Sprzedaż książek w ubiegłym roku spadła w Polsce o 8 procent - informuje "Rzeczpospolita", powołując się na wstępne szacunki monitorującej rynek firmy Biblioteka Analiz. To efekt zamieszania z podwyżką podatku VAT oraz mniejszej liczby nowości – twierdzą fachowcy.
Główny powód spadku ilości kupowanych książek to – zdaniem wydawców oraz sklepów – zmiany podatkowe. Od 1 stycznie 2011 r. zaczęła obowiązywać 5-procentowa stawka VAT na książki, jednak Ministerstwo Finansów zdecydowało się na wprowadzenie okresu przejściowego. Wydawcy mogli więc do 30 kwietnia sprzedawać książki jeszcze zwolnione z VAT, ale wprowadzone do obrotu przed 1 stycznia 2011. Spowodowało to na rynku duże zamieszanie – czytamy w „Rzeczpospolitej”.
Średnia cena książki w ubiegłym roku wzrosła w porównaniu z 2010 o 12 procent, do kwoty 38 złotych 40 groszy.
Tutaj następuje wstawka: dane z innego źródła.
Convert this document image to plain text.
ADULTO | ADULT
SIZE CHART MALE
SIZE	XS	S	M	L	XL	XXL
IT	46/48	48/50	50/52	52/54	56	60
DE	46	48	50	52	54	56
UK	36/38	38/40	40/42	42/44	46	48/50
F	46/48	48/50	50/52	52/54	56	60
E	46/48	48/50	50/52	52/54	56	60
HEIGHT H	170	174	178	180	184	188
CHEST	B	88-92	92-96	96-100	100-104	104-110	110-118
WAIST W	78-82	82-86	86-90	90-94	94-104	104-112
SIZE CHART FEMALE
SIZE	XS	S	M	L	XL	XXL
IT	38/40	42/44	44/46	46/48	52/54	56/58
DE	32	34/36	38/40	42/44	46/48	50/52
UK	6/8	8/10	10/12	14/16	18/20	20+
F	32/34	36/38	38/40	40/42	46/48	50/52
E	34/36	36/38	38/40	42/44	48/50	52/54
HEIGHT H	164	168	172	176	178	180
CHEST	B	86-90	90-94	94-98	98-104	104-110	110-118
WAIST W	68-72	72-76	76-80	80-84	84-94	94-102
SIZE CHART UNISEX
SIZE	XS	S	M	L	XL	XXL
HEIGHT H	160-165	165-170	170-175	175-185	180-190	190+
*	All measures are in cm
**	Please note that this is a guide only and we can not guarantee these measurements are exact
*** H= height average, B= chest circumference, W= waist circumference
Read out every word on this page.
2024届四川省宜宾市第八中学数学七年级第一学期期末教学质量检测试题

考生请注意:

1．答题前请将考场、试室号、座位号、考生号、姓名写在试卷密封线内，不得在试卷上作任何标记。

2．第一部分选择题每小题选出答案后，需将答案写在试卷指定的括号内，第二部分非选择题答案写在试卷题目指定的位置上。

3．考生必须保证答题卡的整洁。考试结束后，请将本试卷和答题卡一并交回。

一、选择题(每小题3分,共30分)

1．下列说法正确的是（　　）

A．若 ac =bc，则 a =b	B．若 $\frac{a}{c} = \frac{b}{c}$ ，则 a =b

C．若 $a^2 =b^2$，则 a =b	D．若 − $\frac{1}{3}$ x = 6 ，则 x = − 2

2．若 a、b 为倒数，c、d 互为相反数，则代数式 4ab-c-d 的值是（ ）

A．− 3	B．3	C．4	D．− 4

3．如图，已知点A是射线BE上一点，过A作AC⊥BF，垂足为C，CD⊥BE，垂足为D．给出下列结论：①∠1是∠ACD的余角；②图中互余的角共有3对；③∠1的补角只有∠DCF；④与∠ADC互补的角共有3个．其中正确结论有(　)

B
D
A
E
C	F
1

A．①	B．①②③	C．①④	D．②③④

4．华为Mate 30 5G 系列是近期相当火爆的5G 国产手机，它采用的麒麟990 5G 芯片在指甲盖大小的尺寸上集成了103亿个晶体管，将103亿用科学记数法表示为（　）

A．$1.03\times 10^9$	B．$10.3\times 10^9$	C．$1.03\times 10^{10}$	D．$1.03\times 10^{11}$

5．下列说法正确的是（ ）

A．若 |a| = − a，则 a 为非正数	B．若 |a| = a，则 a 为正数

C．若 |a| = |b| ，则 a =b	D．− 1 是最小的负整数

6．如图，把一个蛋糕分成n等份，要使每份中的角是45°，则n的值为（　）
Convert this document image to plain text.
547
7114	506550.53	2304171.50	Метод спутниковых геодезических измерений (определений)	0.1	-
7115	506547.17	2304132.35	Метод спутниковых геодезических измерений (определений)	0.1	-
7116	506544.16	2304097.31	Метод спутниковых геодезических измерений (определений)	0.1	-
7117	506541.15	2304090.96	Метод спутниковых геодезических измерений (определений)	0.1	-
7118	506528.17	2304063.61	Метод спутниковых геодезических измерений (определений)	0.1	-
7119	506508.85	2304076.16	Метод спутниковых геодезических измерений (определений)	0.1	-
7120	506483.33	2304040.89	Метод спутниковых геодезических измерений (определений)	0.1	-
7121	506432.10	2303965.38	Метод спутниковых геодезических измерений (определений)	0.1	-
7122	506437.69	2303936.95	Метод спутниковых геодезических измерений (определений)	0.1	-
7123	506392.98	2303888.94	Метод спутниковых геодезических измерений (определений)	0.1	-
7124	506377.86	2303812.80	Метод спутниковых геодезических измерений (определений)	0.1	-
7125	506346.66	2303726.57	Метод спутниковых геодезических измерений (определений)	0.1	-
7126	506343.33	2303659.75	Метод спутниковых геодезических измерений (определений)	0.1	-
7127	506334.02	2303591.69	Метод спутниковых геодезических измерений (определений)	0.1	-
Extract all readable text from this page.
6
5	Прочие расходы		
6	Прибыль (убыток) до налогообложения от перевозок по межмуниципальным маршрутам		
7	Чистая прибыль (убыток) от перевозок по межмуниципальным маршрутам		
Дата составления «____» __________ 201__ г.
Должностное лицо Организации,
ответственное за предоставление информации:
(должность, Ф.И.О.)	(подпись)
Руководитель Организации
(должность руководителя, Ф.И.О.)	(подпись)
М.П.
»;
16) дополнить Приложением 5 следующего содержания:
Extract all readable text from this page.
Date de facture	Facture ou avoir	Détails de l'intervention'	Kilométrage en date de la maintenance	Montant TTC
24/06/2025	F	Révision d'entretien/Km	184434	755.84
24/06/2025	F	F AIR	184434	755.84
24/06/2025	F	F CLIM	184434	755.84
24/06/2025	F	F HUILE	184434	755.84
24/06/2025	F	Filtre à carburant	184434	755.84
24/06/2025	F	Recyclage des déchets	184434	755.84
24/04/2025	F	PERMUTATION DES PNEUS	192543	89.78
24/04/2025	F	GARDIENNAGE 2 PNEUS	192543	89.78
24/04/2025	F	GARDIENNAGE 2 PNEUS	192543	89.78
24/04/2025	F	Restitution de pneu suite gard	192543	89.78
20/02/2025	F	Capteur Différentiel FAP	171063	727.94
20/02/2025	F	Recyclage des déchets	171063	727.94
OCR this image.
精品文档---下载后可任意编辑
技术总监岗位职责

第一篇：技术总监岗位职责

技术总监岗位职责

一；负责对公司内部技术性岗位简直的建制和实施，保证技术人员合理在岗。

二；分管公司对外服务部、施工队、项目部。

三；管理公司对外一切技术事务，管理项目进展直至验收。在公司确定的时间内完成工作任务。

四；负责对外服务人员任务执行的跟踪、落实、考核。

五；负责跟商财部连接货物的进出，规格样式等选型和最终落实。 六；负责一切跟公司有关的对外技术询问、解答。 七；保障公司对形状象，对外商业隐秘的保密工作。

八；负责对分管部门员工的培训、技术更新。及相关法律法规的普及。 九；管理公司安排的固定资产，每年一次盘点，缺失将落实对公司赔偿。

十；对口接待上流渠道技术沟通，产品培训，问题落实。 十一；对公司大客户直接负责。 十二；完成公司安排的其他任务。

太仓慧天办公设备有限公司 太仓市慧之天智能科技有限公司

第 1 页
Prof. Jacek Wojciechowski, bibliolog z UJ, twierdzi, że z samymi czytelnikami nie jest tak źle, jak z systemem bibliotek. Badania pokazują, że mieścimy się w europejskiej średniej, choć oczywiście nie ma co skakać z radości, bo zawsze mogłoby być lepiej... Jednocześnie nie można zapominać o tym, co u nas wyraźnie kuleje, czyli o zasięgu bibliotek publicznych. W Skandynawii ten zasięg obejmuje ponad 60 proc. społeczeństwa, a u nas ledwo 17 proc. I nikt z tym nic nie robi – powiedział profesor.